Clonal monocytosis reflects a preneoplastic or neoplastic sustained increase in the absolute monocyte count in the absence of reactive causes. Causes of clonal monocytosis include clonal cytopenias with monocytosis and acute and chronic myeloid neoplasms. Chronic myelomonocytic leukemia (CMML) is a prototypical myelodysplastic/myeloproliferative overlap neoplasm in adults, characterized by sustained peripheral blood monocytosis. Renal abnormalities, including acute kidney injury (AKI) and chronic kidney disease (CKD), are frequent in patients with CMML and are predictors of worse outcomes. In addition, AKI/CKD often limits eligibility for allogeneic stem cell transplantation or enrollment in clinical trials. In this review, we highlight clonal monocytosis-related etiologies that give rise to AKI and CKD, with special emphasis on CMML and lysozyme-induced nephropathy (LyN). Monocytes produce lysozyme, which, in excess, can accumulate in and damage the proximal renal tubular epithelium. Early identification of this etiology and a timely reduction in monocyte counts can salvage renal function.
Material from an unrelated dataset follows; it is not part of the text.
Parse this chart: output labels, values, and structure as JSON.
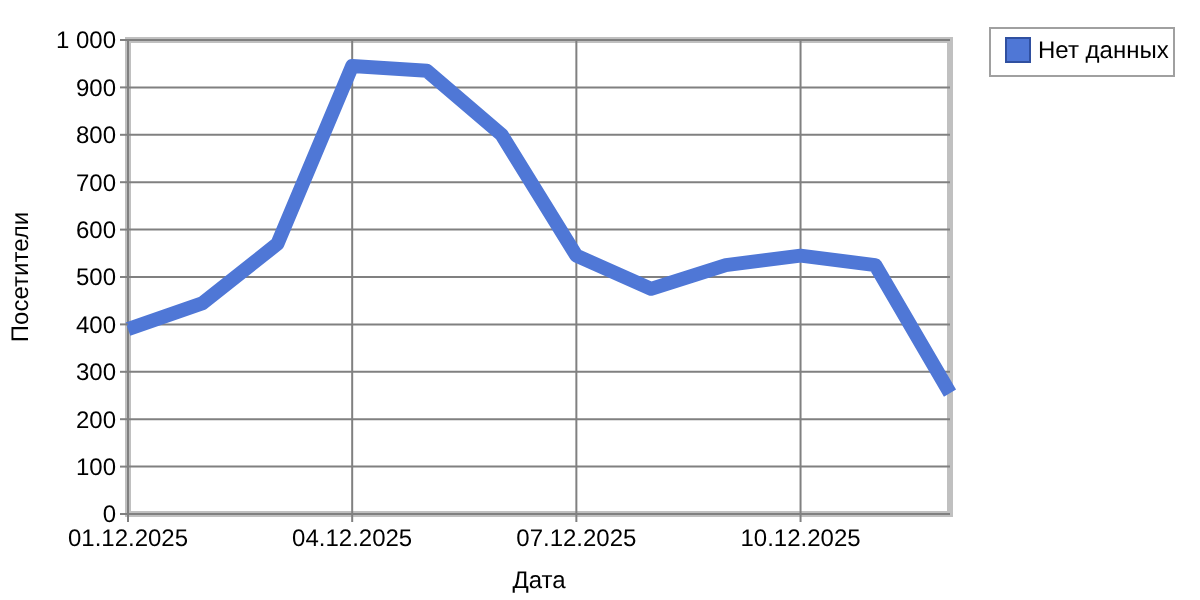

Other etiologies of renal injury associated with clonal monocytosis include direct renal infiltration by monocytes, renal extramedullary hematopoiesis, myeloproliferative neoplasm-associated glomerulopathy, auto-immune (membranous nephropathy, minimal change disease) and paraneoplastic manifestations, thrombotic microangiopathy, obstructive nephropathy due to myeloproliferation, and urate nephropathy due to tumor lysis syndrome. We propose to group these mechanistic etiologies of renal injury as clonal monocytosis of renal significance and provide guidance on their diagnosis and management.